However, she cites legendary gay fashion designer Jean-Paul Gaultier as the man who helped unlock her potential.
‘I started with his men’s shows,’ she explains.
‘Then did his women’s shows, the couture, the [women’s] campaign. [Gaultier] came along and supported me at the right time when I needed people to understand my aesthetic and what kind of career I could have.’
The 23-year-old model says she was not scared of the operation, but more worried about how the fashion world would react.
‘The physical aspects of the operation did not worry me,’ she says.
‘I was more nervous about coming out to the press and how it would affect my career. I found out that transition was a possibility at the age of 13; every day since then was a waiting period.
‘It took me 10 years to get here and there was never a moment when I didn’t want this. No amount of physical pain would have made a difference to that.’
Pejic was born in what was Bosnia-Herzegovina but fled with her family to Australia in 2000 as refugees. This exeprience was one of the reasons why she was tentative about talking about gender with her mother.
‘It wasn’t easy because I knew she’d already been through so much. I didn’t want to cause trouble and worsen her situation,’ says Pejic.
‘It took her a while to get her head around it. She didn’t really know anything about it; a lot of parents don’t. But she is someone who loves her kids so much, there was nothing that could take away from that.’
Pejic also touched upon the tragedy of Leelah Alcorn, the Ohio teenager who died in suspected suicide after years of being tormented over her gender. When the news of her death came to light in December 2014, her parents were criticized for not supporting her.
‘We’ve seen, with Leelah Alcorn in America, what can go wrong when a parent doesn’t accept a child for who they are,’ says Pejic.
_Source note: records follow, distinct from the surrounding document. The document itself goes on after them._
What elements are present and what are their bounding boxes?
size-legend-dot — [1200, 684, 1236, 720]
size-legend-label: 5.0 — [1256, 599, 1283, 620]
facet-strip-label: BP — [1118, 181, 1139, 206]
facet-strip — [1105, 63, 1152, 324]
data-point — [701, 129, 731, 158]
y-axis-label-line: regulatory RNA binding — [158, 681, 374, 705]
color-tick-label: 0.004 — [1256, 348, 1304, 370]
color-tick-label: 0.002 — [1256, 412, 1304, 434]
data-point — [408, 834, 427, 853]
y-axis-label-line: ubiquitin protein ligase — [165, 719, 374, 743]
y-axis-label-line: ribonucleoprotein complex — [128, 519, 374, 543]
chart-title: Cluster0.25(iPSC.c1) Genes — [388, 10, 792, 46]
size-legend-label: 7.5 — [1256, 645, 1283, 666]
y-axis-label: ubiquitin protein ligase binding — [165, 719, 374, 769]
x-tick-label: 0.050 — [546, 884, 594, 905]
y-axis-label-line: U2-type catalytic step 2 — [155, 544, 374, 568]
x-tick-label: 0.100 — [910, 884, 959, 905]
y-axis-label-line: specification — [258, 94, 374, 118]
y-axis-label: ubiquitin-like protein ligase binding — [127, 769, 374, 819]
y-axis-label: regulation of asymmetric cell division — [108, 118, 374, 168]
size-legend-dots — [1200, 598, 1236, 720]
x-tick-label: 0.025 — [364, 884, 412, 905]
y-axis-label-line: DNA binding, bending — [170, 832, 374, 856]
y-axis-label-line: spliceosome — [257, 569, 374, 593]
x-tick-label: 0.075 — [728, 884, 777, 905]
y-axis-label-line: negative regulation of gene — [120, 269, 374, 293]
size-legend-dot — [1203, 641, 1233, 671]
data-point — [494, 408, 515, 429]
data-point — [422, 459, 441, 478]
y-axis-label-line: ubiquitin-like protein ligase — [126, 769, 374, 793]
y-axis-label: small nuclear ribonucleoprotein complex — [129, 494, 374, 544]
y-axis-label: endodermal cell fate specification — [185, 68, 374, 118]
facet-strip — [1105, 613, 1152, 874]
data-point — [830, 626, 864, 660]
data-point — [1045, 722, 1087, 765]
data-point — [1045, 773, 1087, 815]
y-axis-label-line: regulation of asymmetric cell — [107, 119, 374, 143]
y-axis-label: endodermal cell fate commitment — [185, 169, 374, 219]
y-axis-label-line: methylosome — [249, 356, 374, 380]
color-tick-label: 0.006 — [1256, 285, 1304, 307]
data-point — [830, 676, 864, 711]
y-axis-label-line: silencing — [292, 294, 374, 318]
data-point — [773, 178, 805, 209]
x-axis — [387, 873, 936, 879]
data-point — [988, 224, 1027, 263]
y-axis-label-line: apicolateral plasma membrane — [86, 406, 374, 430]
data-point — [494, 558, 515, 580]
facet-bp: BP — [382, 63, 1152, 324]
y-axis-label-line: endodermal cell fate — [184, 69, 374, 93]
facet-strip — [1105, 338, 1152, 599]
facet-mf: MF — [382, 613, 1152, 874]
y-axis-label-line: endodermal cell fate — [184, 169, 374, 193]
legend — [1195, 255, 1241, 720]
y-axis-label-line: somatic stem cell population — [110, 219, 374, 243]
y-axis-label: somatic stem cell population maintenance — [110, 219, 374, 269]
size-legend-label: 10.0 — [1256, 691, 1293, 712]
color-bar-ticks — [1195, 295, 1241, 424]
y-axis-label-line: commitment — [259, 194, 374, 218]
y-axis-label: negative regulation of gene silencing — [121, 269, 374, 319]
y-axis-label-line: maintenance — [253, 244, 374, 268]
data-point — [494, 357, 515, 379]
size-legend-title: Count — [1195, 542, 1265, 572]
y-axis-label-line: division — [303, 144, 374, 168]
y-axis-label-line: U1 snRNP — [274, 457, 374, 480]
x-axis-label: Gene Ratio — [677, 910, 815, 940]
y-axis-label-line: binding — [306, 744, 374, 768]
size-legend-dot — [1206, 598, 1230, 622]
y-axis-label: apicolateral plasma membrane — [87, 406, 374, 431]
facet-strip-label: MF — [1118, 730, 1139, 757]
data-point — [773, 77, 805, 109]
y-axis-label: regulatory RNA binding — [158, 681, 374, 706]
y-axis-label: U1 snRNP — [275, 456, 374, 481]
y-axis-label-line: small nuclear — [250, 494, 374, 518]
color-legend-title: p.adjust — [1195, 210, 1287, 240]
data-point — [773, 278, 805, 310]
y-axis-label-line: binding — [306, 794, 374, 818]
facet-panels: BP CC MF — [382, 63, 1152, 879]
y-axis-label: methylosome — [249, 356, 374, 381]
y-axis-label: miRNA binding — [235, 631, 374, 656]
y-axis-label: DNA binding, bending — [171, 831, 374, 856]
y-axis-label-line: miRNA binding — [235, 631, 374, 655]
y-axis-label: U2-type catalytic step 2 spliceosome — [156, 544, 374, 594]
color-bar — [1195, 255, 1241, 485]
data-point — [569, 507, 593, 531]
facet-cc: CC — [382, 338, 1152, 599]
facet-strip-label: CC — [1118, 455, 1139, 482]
Tragedies such as this has spurred Pejic into creating a KickStarter campaign to make a film about her life. She wants to help raise awareness of transgender issues and make trans youth feel less alone.
‘There are transgender models who don’t tell the world they are trans [for fear of not getting booked]. We have a long way to go,’ she says.
‘But this generation, the way they are seeing gender is so different even from when I was growing up. It’s much more open. There are more categories now; the old-school traditional views are breaking down.’